1957'de, yani 27 Mayıs 1960 darbesinden üç yıl önce, Samet Kuşçu isimli bir subay, darbeyi günü gününe ihbar etmişti.
Cumhurbaşkanı Celal Bayar, Bakanlar Kurulu'nu toplayıp hükümeti uyardı: "Mesele ciddidir. Ordu içinde cuntalar kök salmıştır. Üzerine ciddiyetle gidin." Başbakan Adnan Menderes, darbe tertibinin tespit edildiğini Bakanlar Kurulu'nda açıkladı. 9 subay, askeri mahkemede yargılandı.
Fakat ne garip bir tecellidir ki, ihbar eden Binbaşı Samet Kuşçu mahkûm oldu. Diğer 8 subay beraat etti. Demokrat Parti iktidarı kuşatılmış, Menderes adeta uyutulmuş, "Ordu darbe yapmaz" telkininin etkisinde kalmıştı. Bu propagandayı üç odak yapmıştı: CHP, medya ve Savunma Bakanı Ethem Menderes.
Savunma Bakanı'nın yaveri Adnan Çelikoğlu, yıllar sonra şu itirafta bulunacaktı: "Bakan, 'Koynunuzda yılan besliyorsunuz' diyen ihbar mektubunu bana okuttu. O yılan bendim." İstanbul cuntasının lideri Faruk Güventürk de şöyle diyecekti: "Her şey doğruydu. O işi önleselerdi 27 Mayıs'ı yapamazdık."
CHP hemen devreye girdi
Esasen, 9 subayı aşan bir örgütlenme vardı. Operasyonun başında cunta korkuyla iyice yeraltına çekildi. Beraat kararından sonra daha güçlü şekilde faaliyete geçti.
Cunta, o arada davayı kasten başka bir mecraya sürükledi. Olayla ilgisi olmayanlar soruşturmaya dâhil edildi. Darbeyi planlayan asıl aktörler soruşturma dışında kalmayı başardı. Samet Kuşçu, Başbakan'a ulaşamadı. Cuntacılar özel kalem müdürlüğüne kadar sızmıştı. 9 subaya gözaltına alınacakları haber verildi. Hangi sorulara ne cevap verecekleri öğretildi.
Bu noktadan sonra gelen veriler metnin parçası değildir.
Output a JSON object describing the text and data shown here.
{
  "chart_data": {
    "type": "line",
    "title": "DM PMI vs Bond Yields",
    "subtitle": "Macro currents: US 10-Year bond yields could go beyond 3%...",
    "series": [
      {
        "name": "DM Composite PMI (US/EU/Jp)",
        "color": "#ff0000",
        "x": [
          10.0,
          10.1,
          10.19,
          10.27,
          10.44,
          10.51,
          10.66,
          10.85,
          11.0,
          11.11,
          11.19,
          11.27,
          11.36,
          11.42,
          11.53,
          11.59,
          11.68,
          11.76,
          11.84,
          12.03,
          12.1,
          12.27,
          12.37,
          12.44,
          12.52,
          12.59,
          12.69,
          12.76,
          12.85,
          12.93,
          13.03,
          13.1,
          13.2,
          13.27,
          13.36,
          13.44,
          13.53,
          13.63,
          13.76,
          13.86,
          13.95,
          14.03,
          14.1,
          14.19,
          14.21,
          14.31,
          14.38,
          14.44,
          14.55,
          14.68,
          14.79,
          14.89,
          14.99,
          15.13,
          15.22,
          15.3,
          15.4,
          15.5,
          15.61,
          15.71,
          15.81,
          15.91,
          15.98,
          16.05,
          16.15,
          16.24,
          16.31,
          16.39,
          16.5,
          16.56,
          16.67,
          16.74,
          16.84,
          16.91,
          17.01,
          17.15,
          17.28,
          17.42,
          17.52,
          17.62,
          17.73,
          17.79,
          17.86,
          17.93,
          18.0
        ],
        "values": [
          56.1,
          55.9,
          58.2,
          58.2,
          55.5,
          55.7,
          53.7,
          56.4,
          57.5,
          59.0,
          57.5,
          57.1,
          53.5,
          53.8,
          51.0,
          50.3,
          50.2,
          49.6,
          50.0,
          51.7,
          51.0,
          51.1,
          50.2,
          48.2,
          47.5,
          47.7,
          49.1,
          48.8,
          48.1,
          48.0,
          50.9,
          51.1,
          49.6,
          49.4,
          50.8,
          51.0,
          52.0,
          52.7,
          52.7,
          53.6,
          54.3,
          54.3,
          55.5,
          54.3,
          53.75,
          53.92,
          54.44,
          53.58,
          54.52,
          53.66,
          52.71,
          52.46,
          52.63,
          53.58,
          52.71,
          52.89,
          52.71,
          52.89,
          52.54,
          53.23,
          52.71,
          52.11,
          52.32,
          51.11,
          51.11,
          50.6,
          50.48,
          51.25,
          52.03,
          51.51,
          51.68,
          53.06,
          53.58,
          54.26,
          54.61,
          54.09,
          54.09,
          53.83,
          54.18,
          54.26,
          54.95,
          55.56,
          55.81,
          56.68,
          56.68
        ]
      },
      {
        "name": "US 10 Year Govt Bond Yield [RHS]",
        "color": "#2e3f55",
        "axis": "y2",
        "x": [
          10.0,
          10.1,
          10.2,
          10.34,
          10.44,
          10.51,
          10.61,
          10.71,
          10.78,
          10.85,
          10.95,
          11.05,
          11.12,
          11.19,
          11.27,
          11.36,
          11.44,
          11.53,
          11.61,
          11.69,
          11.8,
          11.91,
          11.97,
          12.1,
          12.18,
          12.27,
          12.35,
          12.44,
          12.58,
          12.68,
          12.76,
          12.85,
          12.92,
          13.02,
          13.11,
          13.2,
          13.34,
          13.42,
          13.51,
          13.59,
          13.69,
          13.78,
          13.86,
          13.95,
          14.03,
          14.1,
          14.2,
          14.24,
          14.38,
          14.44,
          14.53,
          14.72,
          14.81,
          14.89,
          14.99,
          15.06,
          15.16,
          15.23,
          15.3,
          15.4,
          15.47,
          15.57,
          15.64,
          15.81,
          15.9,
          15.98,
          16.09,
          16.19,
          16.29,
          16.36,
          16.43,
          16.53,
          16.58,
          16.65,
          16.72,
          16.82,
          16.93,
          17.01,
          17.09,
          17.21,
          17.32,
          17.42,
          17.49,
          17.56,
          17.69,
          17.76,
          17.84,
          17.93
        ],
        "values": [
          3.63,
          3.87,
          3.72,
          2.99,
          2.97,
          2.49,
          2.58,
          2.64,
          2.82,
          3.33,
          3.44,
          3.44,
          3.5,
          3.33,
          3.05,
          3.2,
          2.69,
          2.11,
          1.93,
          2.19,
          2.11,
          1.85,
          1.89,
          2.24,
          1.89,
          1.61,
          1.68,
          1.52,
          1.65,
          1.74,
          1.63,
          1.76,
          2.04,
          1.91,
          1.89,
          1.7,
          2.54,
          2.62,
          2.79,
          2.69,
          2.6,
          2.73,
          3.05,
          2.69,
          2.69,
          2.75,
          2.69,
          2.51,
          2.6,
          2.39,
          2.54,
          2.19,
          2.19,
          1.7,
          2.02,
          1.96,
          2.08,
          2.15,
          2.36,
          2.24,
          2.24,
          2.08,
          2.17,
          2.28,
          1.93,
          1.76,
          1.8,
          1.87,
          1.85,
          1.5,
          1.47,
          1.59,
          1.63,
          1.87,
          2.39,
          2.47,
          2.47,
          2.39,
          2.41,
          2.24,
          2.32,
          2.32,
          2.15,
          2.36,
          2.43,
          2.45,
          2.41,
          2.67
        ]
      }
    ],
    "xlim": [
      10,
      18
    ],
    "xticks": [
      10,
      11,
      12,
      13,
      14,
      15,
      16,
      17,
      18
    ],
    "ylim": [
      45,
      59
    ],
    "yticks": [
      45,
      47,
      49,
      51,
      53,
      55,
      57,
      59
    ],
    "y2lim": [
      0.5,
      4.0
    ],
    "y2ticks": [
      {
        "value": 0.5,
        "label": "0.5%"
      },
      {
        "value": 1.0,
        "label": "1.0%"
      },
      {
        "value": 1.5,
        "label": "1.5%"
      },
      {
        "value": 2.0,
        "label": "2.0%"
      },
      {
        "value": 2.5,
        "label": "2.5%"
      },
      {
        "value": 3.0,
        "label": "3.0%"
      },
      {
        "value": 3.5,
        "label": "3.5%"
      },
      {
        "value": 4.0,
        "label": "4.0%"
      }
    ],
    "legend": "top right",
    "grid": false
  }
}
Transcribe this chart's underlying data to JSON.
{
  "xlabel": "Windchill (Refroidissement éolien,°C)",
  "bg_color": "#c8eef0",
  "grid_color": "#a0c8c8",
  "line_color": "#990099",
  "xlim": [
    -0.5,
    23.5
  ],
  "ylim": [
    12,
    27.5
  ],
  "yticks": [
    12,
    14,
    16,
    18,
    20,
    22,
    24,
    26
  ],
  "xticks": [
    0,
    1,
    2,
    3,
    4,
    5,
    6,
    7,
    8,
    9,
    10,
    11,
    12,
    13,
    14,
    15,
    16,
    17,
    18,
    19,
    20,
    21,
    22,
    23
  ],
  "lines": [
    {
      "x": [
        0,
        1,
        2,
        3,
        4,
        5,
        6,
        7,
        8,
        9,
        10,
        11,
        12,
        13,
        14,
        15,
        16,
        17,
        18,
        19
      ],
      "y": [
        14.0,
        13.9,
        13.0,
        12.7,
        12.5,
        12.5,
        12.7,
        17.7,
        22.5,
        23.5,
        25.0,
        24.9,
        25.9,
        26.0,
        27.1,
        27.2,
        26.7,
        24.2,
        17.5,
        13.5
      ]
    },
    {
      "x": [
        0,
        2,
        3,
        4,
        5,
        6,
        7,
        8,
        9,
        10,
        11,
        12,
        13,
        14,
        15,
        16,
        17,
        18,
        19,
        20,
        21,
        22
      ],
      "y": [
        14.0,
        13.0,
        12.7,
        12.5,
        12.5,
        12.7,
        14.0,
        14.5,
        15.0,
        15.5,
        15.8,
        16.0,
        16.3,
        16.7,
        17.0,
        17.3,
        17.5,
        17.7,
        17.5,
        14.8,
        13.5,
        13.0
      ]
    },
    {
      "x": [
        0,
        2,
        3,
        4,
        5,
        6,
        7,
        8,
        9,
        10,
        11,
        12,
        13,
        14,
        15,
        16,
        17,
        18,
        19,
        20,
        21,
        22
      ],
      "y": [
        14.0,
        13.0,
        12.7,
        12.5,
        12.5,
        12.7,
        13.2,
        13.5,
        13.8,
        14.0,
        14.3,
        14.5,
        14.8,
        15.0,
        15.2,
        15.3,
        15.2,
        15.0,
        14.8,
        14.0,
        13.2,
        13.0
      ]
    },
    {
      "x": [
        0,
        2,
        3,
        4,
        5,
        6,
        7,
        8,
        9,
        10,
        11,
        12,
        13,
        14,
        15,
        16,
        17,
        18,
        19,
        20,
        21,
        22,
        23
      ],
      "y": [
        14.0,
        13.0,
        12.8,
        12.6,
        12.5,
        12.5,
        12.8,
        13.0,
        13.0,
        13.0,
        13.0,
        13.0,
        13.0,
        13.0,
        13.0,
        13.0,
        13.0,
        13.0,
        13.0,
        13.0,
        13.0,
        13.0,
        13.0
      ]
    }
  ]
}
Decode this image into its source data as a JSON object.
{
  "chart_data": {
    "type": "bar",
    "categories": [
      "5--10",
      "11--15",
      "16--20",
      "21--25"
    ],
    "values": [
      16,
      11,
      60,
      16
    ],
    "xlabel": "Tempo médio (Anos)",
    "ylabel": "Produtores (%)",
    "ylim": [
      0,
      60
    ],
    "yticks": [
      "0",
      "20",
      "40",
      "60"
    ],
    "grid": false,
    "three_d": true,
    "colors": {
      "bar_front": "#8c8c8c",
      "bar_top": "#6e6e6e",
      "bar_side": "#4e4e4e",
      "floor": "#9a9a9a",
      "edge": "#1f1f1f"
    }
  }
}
Sorguda ağız birliği ettiler. Medya mahkemeyi etki altında bırakacak yayınlar yaptı. CHP milletvekilleri bizzat davayı takip etti. Zira, İsmet İnönü cunta ile CHP arasında bağ kurulmasından korkuyordu. 9 subaya CHP'li avukatlar tayin edildi. Bunlardan biri de bugünkü Basın Konseyi Başkanı Orhan Birgit'ti.
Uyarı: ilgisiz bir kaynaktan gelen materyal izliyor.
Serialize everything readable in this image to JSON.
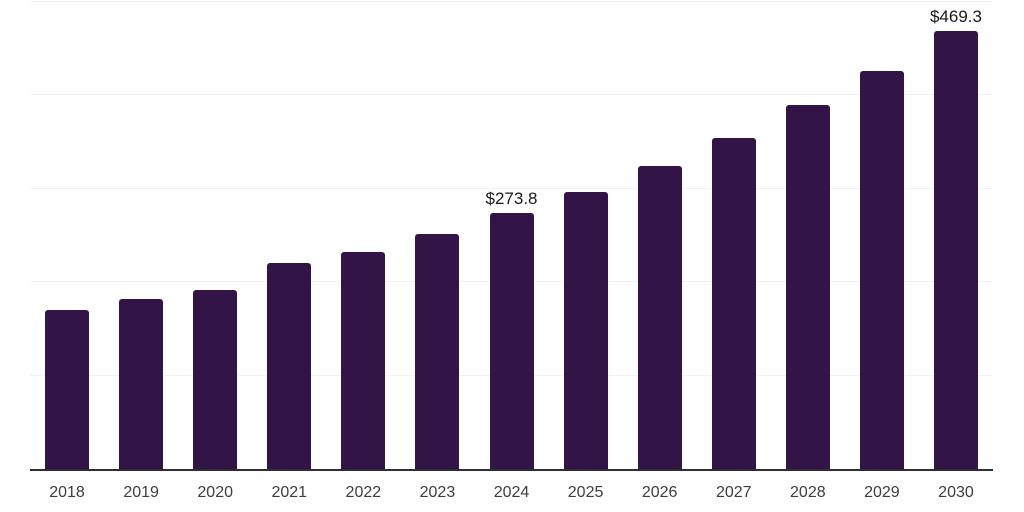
{
  "chart_data": {
    "type": "bar",
    "title": "",
    "xlabel": "",
    "ylabel": "",
    "categories": [
      "2018",
      "2019",
      "2020",
      "2021",
      "2022",
      "2023",
      "2024",
      "2025",
      "2026",
      "2027",
      "2028",
      "2029",
      "2030"
    ],
    "values": [
      170.2,
      182.0,
      191.6,
      220.6,
      232.0,
      251.7,
      273.8,
      296.4,
      323.9,
      354.1,
      389.5,
      425.8,
      469.3
    ],
    "data_labels": [
      null,
      null,
      null,
      null,
      null,
      null,
      "$273.8",
      null,
      null,
      null,
      null,
      null,
      "$469.3"
    ],
    "ylim": [
      0,
      500
    ],
    "gridline_values": [
      100,
      200,
      300,
      400,
      500
    ],
    "grid": "horizontal",
    "legend_position": "none",
    "y_tick_labels_visible": false,
    "colors": {
      "bar": "#321447",
      "axis_line": "#2e2e33",
      "gridline": "#f2f2f2",
      "data_label": "#1a1a1a",
      "tick_label": "#3d3d3d",
      "background": "#ffffff"
    }
  }
}
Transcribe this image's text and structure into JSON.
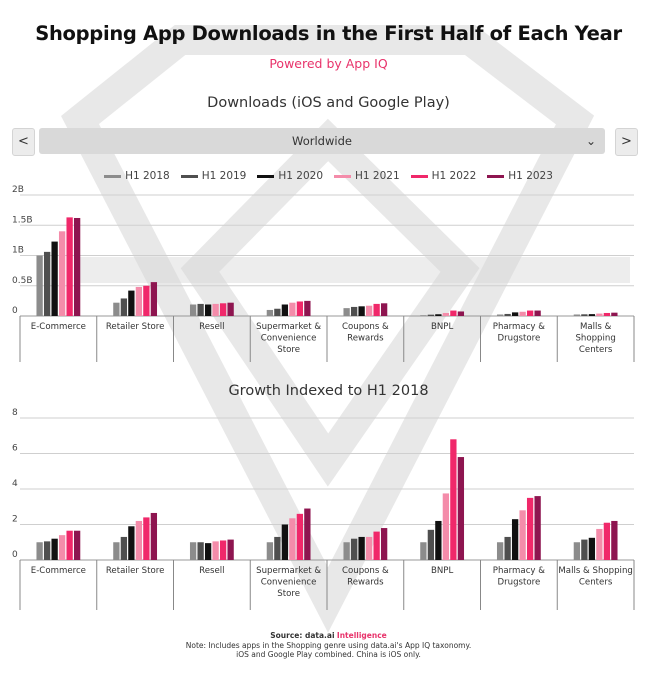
{
  "title": "Shopping App Downloads in the First Half of Each Year",
  "subtitle": "Powered by App IQ",
  "controls": {
    "prev_label": "<",
    "next_label": ">",
    "region_value": "Worldwide",
    "chevron": "chevron-down-icon"
  },
  "colors": [
    "#8c8c8c",
    "#4f4f4f",
    "#111111",
    "#f48caa",
    "#f0286a",
    "#8e1550"
  ],
  "footer": {
    "source_prefix": "Source: data.ai",
    "source_brand": "Intelligence",
    "note_line1": "Note: Includes apps in the Shopping genre using data.ai's App IQ taxonomy.",
    "note_line2": "iOS and Google Play combined. China is iOS only."
  },
  "chart_data": [
    {
      "type": "bar",
      "title": "Downloads (iOS and Google Play)",
      "categories": [
        "E-Commerce",
        "Retailer Store",
        "Resell",
        "Supermarket & Convenience Store",
        "Coupons & Rewards",
        "BNPL",
        "Pharmacy & Drugstore",
        "Malls & Shopping Centers"
      ],
      "category_lines": [
        [
          "E-Commerce"
        ],
        [
          "Retailer Store"
        ],
        [
          "Resell"
        ],
        [
          "Supermarket &",
          "Convenience",
          "Store"
        ],
        [
          "Coupons &",
          "Rewards"
        ],
        [
          "BNPL"
        ],
        [
          "Pharmacy &",
          "Drugstore"
        ],
        [
          "Malls &",
          "Shopping",
          "Centers"
        ]
      ],
      "yticks": [
        0,
        0.5,
        1,
        1.5,
        2
      ],
      "ytick_labels": [
        "0",
        "0.5B",
        "1B",
        "1.5B",
        "2B"
      ],
      "ylim": [
        0,
        2
      ],
      "grid": true,
      "legend_position": "top",
      "series": [
        {
          "name": "H1 2018",
          "values": [
            1.0,
            0.22,
            0.19,
            0.1,
            0.13,
            0.013,
            0.025,
            0.025
          ]
        },
        {
          "name": "H1 2019",
          "values": [
            1.06,
            0.29,
            0.2,
            0.12,
            0.15,
            0.022,
            0.034,
            0.028
          ]
        },
        {
          "name": "H1 2020",
          "values": [
            1.23,
            0.42,
            0.19,
            0.19,
            0.16,
            0.029,
            0.06,
            0.031
          ]
        },
        {
          "name": "H1 2021",
          "values": [
            1.4,
            0.48,
            0.2,
            0.22,
            0.17,
            0.05,
            0.07,
            0.04
          ]
        },
        {
          "name": "H1 2022",
          "values": [
            1.63,
            0.5,
            0.21,
            0.24,
            0.2,
            0.09,
            0.09,
            0.05
          ]
        },
        {
          "name": "H1 2023",
          "values": [
            1.62,
            0.56,
            0.22,
            0.25,
            0.21,
            0.075,
            0.09,
            0.055
          ]
        }
      ]
    },
    {
      "type": "bar",
      "title": "Growth Indexed to H1 2018",
      "categories": [
        "E-Commerce",
        "Retailer Store",
        "Resell",
        "Supermarket & Convenience Store",
        "Coupons & Rewards",
        "BNPL",
        "Pharmacy & Drugstore",
        "Malls & Shopping Centers"
      ],
      "category_lines": [
        [
          "E-Commerce"
        ],
        [
          "Retailer Store"
        ],
        [
          "Resell"
        ],
        [
          "Supermarket &",
          "Convenience",
          "Store"
        ],
        [
          "Coupons &",
          "Rewards"
        ],
        [
          "BNPL"
        ],
        [
          "Pharmacy &",
          "Drugstore"
        ],
        [
          "Malls & Shopping",
          "Centers"
        ]
      ],
      "yticks": [
        0,
        2,
        4,
        6,
        8
      ],
      "ytick_labels": [
        "0",
        "2",
        "4",
        "6",
        "8"
      ],
      "ylim": [
        0,
        8
      ],
      "grid": true,
      "series": [
        {
          "name": "H1 2018",
          "values": [
            1.0,
            1.0,
            1.0,
            1.0,
            1.0,
            1.0,
            1.0,
            1.0
          ]
        },
        {
          "name": "H1 2019",
          "values": [
            1.05,
            1.3,
            1.0,
            1.3,
            1.2,
            1.7,
            1.3,
            1.15
          ]
        },
        {
          "name": "H1 2020",
          "values": [
            1.2,
            1.9,
            0.95,
            2.0,
            1.3,
            2.2,
            2.3,
            1.25
          ]
        },
        {
          "name": "H1 2021",
          "values": [
            1.4,
            2.2,
            1.05,
            2.35,
            1.3,
            3.75,
            2.8,
            1.75
          ]
        },
        {
          "name": "H1 2022",
          "values": [
            1.65,
            2.4,
            1.1,
            2.6,
            1.6,
            6.8,
            3.5,
            2.1
          ]
        },
        {
          "name": "H1 2023",
          "values": [
            1.65,
            2.65,
            1.15,
            2.9,
            1.8,
            5.8,
            3.6,
            2.2
          ]
        }
      ]
    }
  ]
}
9 subayı yargılayan askeri mahkemenin başına, yine bir cuntacı olan Cemal Tural getirildi. Samet Kuşçu'yu itibarsızlaştıran yayınlar yapıldı, "İnönü'yü sevmeyen subaylar yargılanıyor" diye sulandırıldı. Öyle tedbir alındı ki, 9 subay mahkûm edilse bile darbe planlarının deşifre olmayan hücreler tarafından gizlilikle yürütülmesi sağlandı.
55 yıl sonra bugün
İbret verici bu notları, İdris Gürsoy'un "Dokuz Subay Olayı" kitabından derledim. Sonra İdris Gürsoy'la görüştüm. Bunları okuyan herkesin hemfikir olacağı şu tespiti yaptı: "Bütün bu olanlar, yarım asır sonra aktörleri değişse bile aynen yaşanıyor."
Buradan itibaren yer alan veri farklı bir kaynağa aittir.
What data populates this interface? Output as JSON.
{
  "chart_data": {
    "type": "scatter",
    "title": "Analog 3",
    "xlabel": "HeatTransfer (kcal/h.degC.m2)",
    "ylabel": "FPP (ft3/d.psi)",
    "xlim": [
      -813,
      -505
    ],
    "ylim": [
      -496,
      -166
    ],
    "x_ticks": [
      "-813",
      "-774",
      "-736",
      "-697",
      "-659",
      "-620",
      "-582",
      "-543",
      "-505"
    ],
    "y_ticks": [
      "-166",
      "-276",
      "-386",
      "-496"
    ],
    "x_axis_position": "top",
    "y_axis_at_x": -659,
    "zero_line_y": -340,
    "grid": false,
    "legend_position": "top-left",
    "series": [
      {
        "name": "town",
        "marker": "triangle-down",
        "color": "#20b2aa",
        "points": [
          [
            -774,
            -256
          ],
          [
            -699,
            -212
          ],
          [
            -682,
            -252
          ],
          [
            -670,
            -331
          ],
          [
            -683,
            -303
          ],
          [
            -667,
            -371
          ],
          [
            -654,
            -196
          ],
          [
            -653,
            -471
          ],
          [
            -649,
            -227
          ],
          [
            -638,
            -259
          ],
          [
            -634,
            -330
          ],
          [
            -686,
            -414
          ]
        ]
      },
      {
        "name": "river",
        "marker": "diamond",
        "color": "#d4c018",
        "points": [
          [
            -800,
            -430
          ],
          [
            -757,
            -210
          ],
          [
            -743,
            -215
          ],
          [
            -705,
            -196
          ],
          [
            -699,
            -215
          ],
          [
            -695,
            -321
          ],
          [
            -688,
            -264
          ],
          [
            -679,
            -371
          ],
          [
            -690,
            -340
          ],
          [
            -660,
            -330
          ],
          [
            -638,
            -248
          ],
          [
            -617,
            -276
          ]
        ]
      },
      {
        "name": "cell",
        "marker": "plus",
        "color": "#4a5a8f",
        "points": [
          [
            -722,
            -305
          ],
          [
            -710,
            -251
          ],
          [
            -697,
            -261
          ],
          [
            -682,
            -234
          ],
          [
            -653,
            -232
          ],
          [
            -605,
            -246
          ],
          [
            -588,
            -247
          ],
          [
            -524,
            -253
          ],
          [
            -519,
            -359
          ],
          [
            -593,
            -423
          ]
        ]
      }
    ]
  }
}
Samet Kuşçu 2004 yılında sessiz sedasız bu dünyadan göçtü. Giderken ne dedi biliyor musunuz: 9 Subay Olayı'nda aktif olan bütün cuntacılar "başlarına bir şey gelmeyecekmiş" gibi yaptıkları her şeyi itiraf ettiler, anılarında yazdılar. Ama hiçbir savcı daha sonra bunu soruşturmadı.
Şimdi tekrar dönün bakın aynaya. Ve bir kere daha şunu teslim edin: Ders alınsaydı tarih tekerrür eder miydi?